Every now and then, you need to delete a few things manually as well:

ansible-playbook -vvv -i /root/.config/openshift/hosts /usr/share/ansible/openshift-ansible/playbooks/adhoc/uninstall.yml
rpm -e etcd flannel
rm -rf /etc/etcd /var/lib/etcd /etc/origin /root/.kube/ /var/log/journal/*

Configure Masters

ansible-playbook -vvv -i /root/.config/openshift/hosts /usr/share/ansible/openshift-ansible/playbooks/byo/openshift-master/config.yml

Configure Nodes

ansible-playbook -vvv -i /root/.config/openshift/hosts /usr/share/ansible/openshift-ansible/playbooks/openshift-node/config.yml

A full list of other playbooks is document here as well as the order to run them in. Often it can be useful to run certain ones over and over when troubleshooting an installation.

For example, I recently installed a seven node cluster on virtual machines hosted at Linode – since Linode doesn’t have the concept of a Virtual Private Network like AWS, I needed to lay down some kind of network layer to make communications for NFS and etcd secure. I chose OpenVPN, which at first added some complexity to my installation. But, once I troubleshooted the initial problems and got a working Ansible inventory file, the install runs flawlessly.

Testing & Verification

OpenShift Container Platform has a ton of great documentation. There is a lot of documentation, so sometimes it helps to take some notes on where to find some of the choice tidbits. Here are some of my favorite test to check that an OCP cluster is up and running properly.

Day Two Operations Guide

Within the OCP documentation is a section called the Day Two Operations Guide. Within it is a ton of great information about how to run OCP in production. One of my favorite sections for verifying an installation is called Environment Health Checks. Basically, run the following commands and if they complete, your environment should be pretty healthy:

oc new-project validate
oc new-app cakephp-mysql-example
oc logs -f bc/cakephp-mysql-example

Cluster Administration

The Cluster Administration chapter has a great section on Troubleshooting Networking which documents how to use a set of automated tests built into the oc command. The following is your friend when doing strange networking things (like OpenVPN below OCP 😛 ):

oc adm diagnostics NetworkCheck

Upgrading Clusters

The Upgrading Clusters chapter has a section called Verifying the Upgrade. Within it is a set of simple tests to verify a cluster. These are useful even for new installations:

oc get nodes
oc get -n default dc/docker-registry -o json | grep \"image\"
oc get -n default dc/router -o json | grep \"image\"
oc adm diagnostics


OpenShift is a great platform built on the power of Kubernetes. Part of it’s value comes from the extensive power of the installer, documentation, troubleshooting guides – which in the bigger picture is what facilitates the great ecosystem.

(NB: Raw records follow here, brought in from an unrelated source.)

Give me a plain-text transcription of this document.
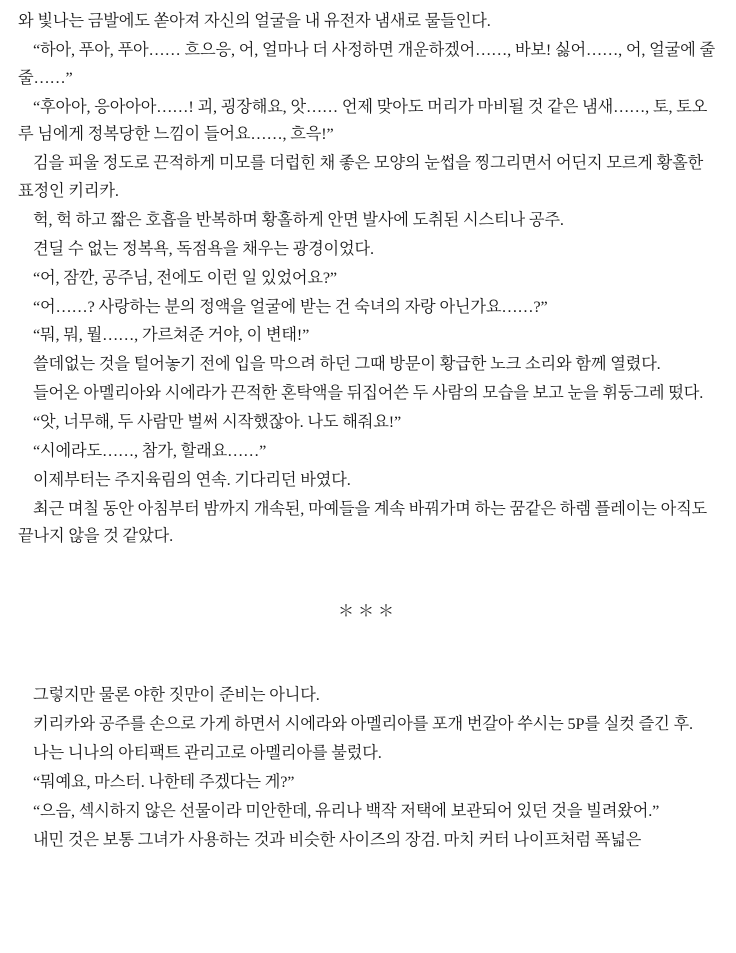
와 빛나는 금발에도 쏟아져 자신의 얼굴을 내 유전자 냄새로 물들인다.

“하아, 푸아, 푸아…… 흐으응, 어, 얼마나 더 사정하면 개운하겠어……, 바보! 싫어……, 어, 얼굴에 줄줄……”

“후아아, 응아아아……! 괴, 굉장해요, 앗…… 언제 맞아도 머리가 마비될 것 같은 냄새……, 토, 토오루 님에게 정복당한 느낌이 들어요……, 흐윽!”

김을 피울 정도로 끈적하게 미모를 더럽힌 채 좋은 모양의 눈썹을 찡그리면서 어딘지 모르게 황홀한 표정인 키리카.

헉, 헉 하고 짧은 호흡을 반복하며 황홀하게 안면 발사에 도취된 시스티나 공주.

견딜 수 없는 정복욕, 독점욕을 채우는 광경이었다.

“어, 잠깐, 공주님, 전에도 이런 일 있었어요?”

“어……? 사랑하는 분의 정액을 얼굴에 받는 건 숙녀의 자랑 아닌가요……?”

“뭐, 뭐, 뭘……, 가르쳐준 거야, 이 변태!”

쓸데없는 것을 털어놓기 전에 입을 막으려 하던 그때 방문이 황급한 노크 소리와 함께 열렸다.

들어온 아멜리아와 시에라가 끈적한 혼탁액을 뒤집어쓴 두 사람의 모습을 보고 눈을 휘둥그레 떴다.

“앗, 너무해, 두 사람만 벌써 시작했잖아. 나도 해줘요!”

“시에라도……, 참가, 할래요……”

이제부터는 주지육림의 연속. 기다리던 바였다.

최근 며칠 동안 아침부터 밤까지 개속된, 마예들을 계속 바꿔가며 하는 꿈같은 하렘 플레이는 아직도 끝나지 않을 것 같았다.

＊＊＊

그렇지만 물론 야한 짓만이 준비는 아니다.

키리카와 공주를 손으로 가게 하면서 시에라와 아멜리아를 포개 번갈아 쑤시는 5P를 실컷 즐긴 후.

나는 니나의 아티팩트 관리고로 아멜리아를 불렀다.

“뭐예요, 마스터. 나한테 주겠다는 게?”

“으음, 섹시하지 않은 선물이라 미안한데, 유리나 백작 저택에 보관되어 있던 것을 빌려왔어.”

내민 것은 보통 그녀가 사용하는 것과 비슷한 사이즈의 장검. 마치 커터 나이프처럼 폭넓은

I have installed and uninstalled OpenShift 100s of times – earning me the ability to troubleshoot almost anything in a distributed systems environment 🙂 I wanted to share some of my tips and tricks so that you can get your own environment up and running quicker. As you develop your own tips and tricks, please, please, please share them back. I welcome comments and feedback below…

    1 Comment

  1. This is an awesome collection of tips. I will be referencing it and sharing with our team as we move to OCP 3.9.